Imagine Pharma is only one of the hundreds of other plucky biotechs to have emerged over the past five years, all of which believe they are on a path to a breakthrough. The unfortunate truth is that most of these companies will fail; in some cases, because the science itself fails or hits a dead end, and in others, the reasons are more pedestrian — inexperienced leadership, poor fundraising, or unforeseen headwinds in the market and competitive landscape. In a disease area like T1D, where insulin prices are a constant political football, and where the promise of cell therapies rendering patients insulin-independent have been very slow to progress, a healthy degree of skepticism regarding preclinical and early-phase research, no matter how spectacular, is certainly warranted.

Following two patients with T1D as they navigate the first human clinical trials of ViaCyte’s stem cell transplant therapy, writer/ director Lisa Hepner’s excellent film The Human Trial is a bracing reminder of the stakes of clinical research, and the often disappointing results, even when they move the science forward. For both of the trial participants followed by Hepner, herself a T1D patient, the treatment didn’t work; the transplanted cells didn’t produce insulin, and didn’t help the participants. Parts of the film were heartbreaking to watch. Hepner notes that one of the chief ironies of T1D is that she herself, to all outward appearances, looks healthy. But she is not; nerve damage, due to elevated blood glucose levels over time, has started to creep in, and worse complications are likely on the horizon.

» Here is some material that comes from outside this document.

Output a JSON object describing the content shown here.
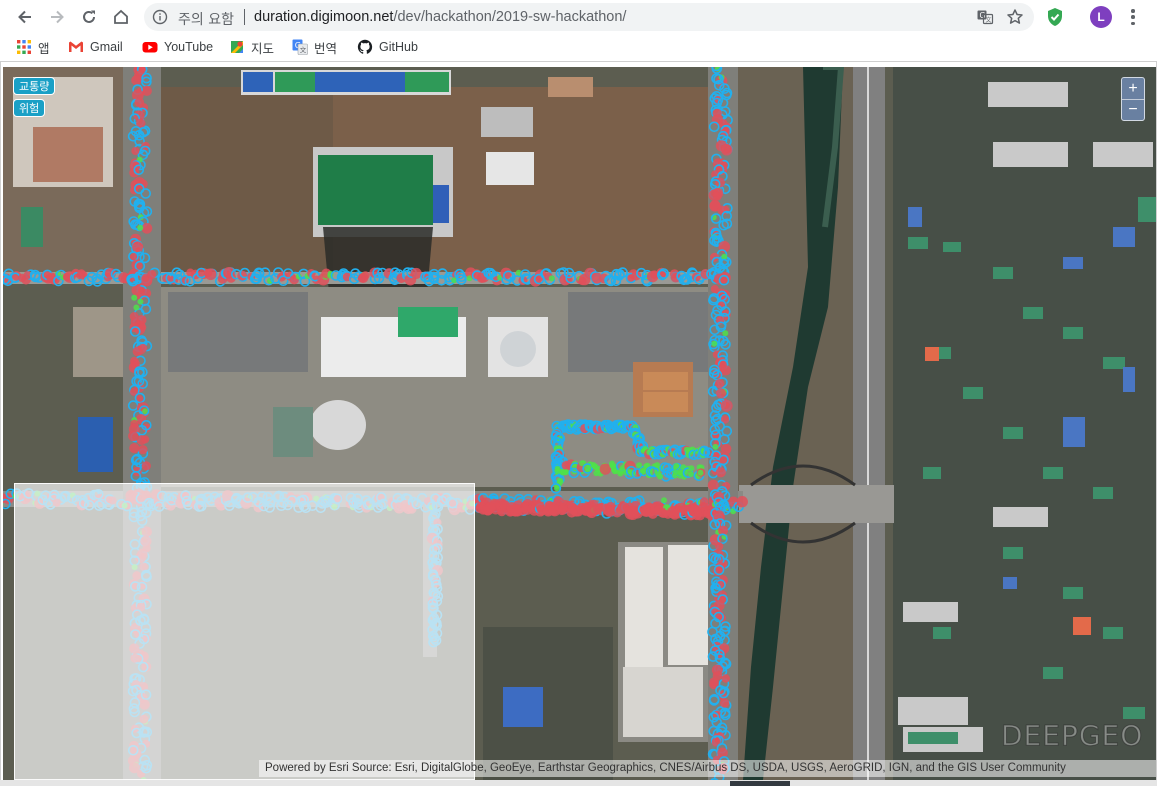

And yet, the film strives to end on a modestly upbeat note, championing the trial participants’ willingness to participate in an experimental, as yet untested cellular transplant, not just for themselves, but with the hope that their participation will eventually lead to successful therapy for other T1D patients. And indeed, it might; Vertex Pharma’s $320 million acquisition of ViaCyte in July will provide the company with additional resources and runway, and ViaCyte’s ongoing collaboration with CRISPR Therapeutics, aimed at creating an “immune-evasive” stem cell therapy, could potentially eliminate the need for the immunosuppressant drugs that must accompany most donor-sourced transplants. More than a dozen companies are now exploring cell therapies for the treatment of T1D; with those improved odds, maybe a cure isn’t as far off as it seems.